The National Center for Environmental Information, which is operated by the National Oceanic and Atmospheric Administration, oversees the gathering of information on climate change. Together, these outfits examine today’s climate compared to 30 years ago. Florida, of course, is traditionally on their radar. In fact, these groups have revealed that the state is approximately 5 percent wetter than it was just three decades ago. This raises concern as to whether Florida will be completely submerged in water someday. After all, according to reports, Florida’s sea levels are expected to rise more than a foot by the year 2050.
Water levels aside, Florida temperatures play into this mix, as well. The state routinely sees the effects that rises in temperature cause, and that’s not likely going away anytime soon.
“This heat not only threatens our air quality here in Florida, [but] human and wildlife are also affected,” said Sagrado Ruiz, who has a degree in environmental engineering. “It takes a toll on the severity of hurricanes we see. So many factors come in to play when we look at the damage climate change is causing.”
Ruiz explained that while he and thousands of engineers worldwide are working hard to continue to find ways to lead an innovative and healthier existence, all while protecting the environment, people can also do their part.
“Recycle, ditch the plastic, if possible, switching to solar panels, buy sustainable, eat smarter, the list is endless,” he said, emphasizing that the future of our planet is a collective effort.
Florida is among the top ten hottest states in the United States, according to World Population Review, and Miami is the hottest city in the state. Florida currently has about 25 annual “dangerous heat” days, which means the temperatures reach at least 103 degrees. Due to the change in climate and weather patterns, experts are predicting that by 2050 there will be around 130 “dangerous heat” days a year in the state, and plenty of that will be felt in Miami.
“This is my city. I was born and raised in the ‘305,’” Mejia said, adding that he hopes to expand his efforts to other parts of the state soon. “It’s our job to take care of this place, not just for us, but for the next generation.”

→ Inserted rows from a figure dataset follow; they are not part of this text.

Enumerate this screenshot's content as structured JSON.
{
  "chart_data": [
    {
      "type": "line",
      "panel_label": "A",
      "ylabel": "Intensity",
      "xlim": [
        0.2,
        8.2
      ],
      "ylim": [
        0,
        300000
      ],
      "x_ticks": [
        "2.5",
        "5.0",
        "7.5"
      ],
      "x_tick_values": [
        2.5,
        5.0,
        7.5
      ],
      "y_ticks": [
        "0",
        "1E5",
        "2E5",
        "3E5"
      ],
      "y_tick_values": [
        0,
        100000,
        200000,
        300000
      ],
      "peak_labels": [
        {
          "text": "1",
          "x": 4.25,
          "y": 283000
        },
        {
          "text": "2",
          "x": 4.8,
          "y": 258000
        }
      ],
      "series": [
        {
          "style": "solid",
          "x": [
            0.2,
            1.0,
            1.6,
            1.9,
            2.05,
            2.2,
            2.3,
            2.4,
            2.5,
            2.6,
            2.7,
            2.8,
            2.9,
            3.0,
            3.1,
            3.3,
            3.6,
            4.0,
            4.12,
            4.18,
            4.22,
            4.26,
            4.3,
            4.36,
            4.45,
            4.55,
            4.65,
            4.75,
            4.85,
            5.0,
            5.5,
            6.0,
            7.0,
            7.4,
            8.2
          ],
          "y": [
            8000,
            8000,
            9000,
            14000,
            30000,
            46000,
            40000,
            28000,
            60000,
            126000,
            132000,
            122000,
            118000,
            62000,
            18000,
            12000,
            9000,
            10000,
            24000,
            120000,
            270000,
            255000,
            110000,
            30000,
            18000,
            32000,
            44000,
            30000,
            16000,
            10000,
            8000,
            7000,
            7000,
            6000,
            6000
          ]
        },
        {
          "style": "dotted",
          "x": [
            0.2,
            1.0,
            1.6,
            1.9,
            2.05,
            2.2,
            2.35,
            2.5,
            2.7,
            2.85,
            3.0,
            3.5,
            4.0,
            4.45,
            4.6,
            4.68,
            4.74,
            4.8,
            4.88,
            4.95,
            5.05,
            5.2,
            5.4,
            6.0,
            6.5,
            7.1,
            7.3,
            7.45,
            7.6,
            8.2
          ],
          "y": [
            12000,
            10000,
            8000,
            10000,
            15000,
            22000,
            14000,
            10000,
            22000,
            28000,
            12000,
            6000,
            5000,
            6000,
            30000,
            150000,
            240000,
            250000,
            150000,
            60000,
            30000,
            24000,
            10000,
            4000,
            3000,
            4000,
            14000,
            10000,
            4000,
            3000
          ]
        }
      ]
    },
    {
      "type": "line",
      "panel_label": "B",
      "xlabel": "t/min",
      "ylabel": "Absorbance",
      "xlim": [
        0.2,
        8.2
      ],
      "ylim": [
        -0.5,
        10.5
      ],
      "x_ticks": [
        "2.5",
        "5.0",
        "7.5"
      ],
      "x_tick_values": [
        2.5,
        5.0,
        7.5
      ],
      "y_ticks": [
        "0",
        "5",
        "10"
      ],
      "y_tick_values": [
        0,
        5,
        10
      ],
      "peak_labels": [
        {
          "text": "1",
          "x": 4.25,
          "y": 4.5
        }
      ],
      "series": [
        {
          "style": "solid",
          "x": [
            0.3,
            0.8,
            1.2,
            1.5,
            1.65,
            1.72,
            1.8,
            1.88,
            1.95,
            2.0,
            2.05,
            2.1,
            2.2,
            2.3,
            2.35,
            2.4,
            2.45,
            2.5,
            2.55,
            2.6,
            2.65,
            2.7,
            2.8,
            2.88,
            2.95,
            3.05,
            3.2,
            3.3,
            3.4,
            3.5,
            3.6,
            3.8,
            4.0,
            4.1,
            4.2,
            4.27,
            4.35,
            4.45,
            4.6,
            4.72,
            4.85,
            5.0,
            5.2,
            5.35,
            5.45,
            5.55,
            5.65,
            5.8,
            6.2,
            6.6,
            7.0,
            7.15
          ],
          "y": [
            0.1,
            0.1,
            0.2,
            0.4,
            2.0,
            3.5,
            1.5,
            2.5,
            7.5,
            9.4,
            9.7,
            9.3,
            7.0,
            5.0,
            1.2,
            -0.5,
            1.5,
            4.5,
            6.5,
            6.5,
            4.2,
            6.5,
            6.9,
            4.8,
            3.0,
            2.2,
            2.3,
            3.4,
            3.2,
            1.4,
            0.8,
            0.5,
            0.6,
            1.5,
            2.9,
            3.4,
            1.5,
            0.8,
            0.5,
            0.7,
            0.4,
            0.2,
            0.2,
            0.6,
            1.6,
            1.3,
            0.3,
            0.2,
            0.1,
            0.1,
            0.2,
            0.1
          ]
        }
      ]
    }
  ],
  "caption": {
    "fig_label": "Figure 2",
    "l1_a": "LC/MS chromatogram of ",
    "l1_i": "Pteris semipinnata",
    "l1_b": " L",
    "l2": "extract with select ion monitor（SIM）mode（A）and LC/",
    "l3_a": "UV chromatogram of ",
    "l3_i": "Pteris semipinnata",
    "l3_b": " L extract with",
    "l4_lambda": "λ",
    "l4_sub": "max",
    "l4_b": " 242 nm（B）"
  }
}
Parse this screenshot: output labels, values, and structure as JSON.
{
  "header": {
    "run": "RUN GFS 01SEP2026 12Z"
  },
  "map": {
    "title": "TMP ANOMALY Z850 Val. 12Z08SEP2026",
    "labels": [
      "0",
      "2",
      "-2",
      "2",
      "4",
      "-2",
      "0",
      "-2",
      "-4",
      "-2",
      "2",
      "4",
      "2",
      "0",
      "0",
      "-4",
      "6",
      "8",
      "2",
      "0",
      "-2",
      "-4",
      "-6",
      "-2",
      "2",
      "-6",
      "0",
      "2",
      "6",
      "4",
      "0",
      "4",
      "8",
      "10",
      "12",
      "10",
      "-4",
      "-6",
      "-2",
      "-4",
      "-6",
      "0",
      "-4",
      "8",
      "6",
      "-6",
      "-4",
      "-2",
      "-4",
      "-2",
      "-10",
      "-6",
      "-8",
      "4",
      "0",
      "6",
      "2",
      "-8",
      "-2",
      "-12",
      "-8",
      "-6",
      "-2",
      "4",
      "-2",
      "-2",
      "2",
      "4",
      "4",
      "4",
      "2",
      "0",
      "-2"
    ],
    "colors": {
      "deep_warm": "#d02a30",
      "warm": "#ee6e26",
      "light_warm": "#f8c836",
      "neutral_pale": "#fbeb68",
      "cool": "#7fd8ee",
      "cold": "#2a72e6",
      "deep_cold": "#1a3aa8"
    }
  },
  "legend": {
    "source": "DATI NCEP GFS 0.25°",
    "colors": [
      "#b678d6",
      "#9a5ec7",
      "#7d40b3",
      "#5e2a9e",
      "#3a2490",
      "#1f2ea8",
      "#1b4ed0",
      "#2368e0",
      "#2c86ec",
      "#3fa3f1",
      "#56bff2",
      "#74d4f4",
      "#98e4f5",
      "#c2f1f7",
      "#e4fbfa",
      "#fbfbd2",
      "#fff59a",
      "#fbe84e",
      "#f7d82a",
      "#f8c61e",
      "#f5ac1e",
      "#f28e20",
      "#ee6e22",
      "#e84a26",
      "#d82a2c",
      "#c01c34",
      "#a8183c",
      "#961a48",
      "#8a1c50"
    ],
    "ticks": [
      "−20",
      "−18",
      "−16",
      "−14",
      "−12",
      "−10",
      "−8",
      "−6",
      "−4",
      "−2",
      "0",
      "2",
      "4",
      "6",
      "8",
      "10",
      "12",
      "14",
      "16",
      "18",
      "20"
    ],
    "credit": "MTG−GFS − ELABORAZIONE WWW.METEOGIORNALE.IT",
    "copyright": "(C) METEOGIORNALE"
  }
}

For now, though, Mejia is focusing on South Beach, and given the national exposure in such a marquee area of South Florida, he hopes in due time this can become an effort that has national notoriety and support.
A major concern along South Florida’s beaches, South Beach included, is Algal Bloom, an extremely toxic algae that has specific, dangerous types in Red Tide and Blue Green Algae. Scientists have found that Red Tide thrives in warmer waters and feeds off pollutants such as nitrogen and wastewater.

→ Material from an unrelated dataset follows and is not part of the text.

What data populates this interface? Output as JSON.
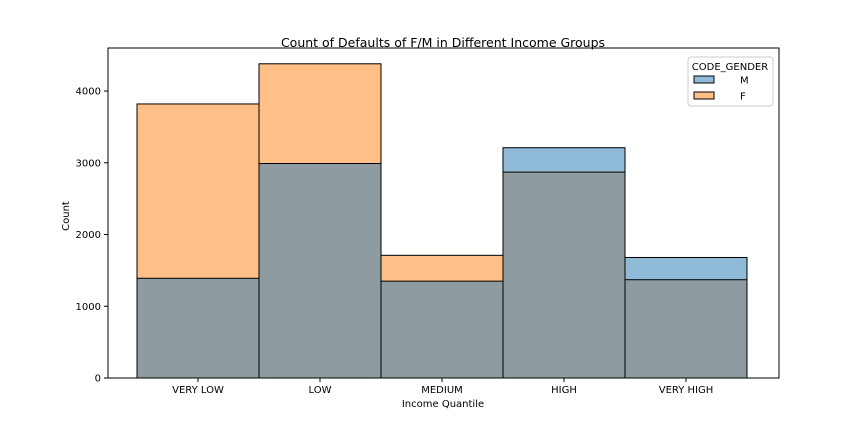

And Florida is a hotspot for these. In 2018, Tampa Bay had one of the worst cases of Algal Bloom, which killed 2,000 tons of marine life from fish to turtles to even dolphins. Not only was this detrimental to the ecosystem, it also caused around $8 billion in losses to statewide businesses.
Nathalie Alfaro is a long-time resident of Tampa and recalls vividly how traumatizing it was to see all the fish wash up onshore.
“The smell was unbearable,” said Alfaro, who expressed frustration at the length of time she had to wait to simply have a “normal” beach day. “I went for a beach day with my family that was in town at the time from San Diego and we had to leave because the rotten fish smell was disgusting.”
“It’s sad to see how much the world is changing, especially because of the imprint we leave on this planet.”
If nothing else, Mejia and Co. are passionately working on that imprint … one weekend at a time.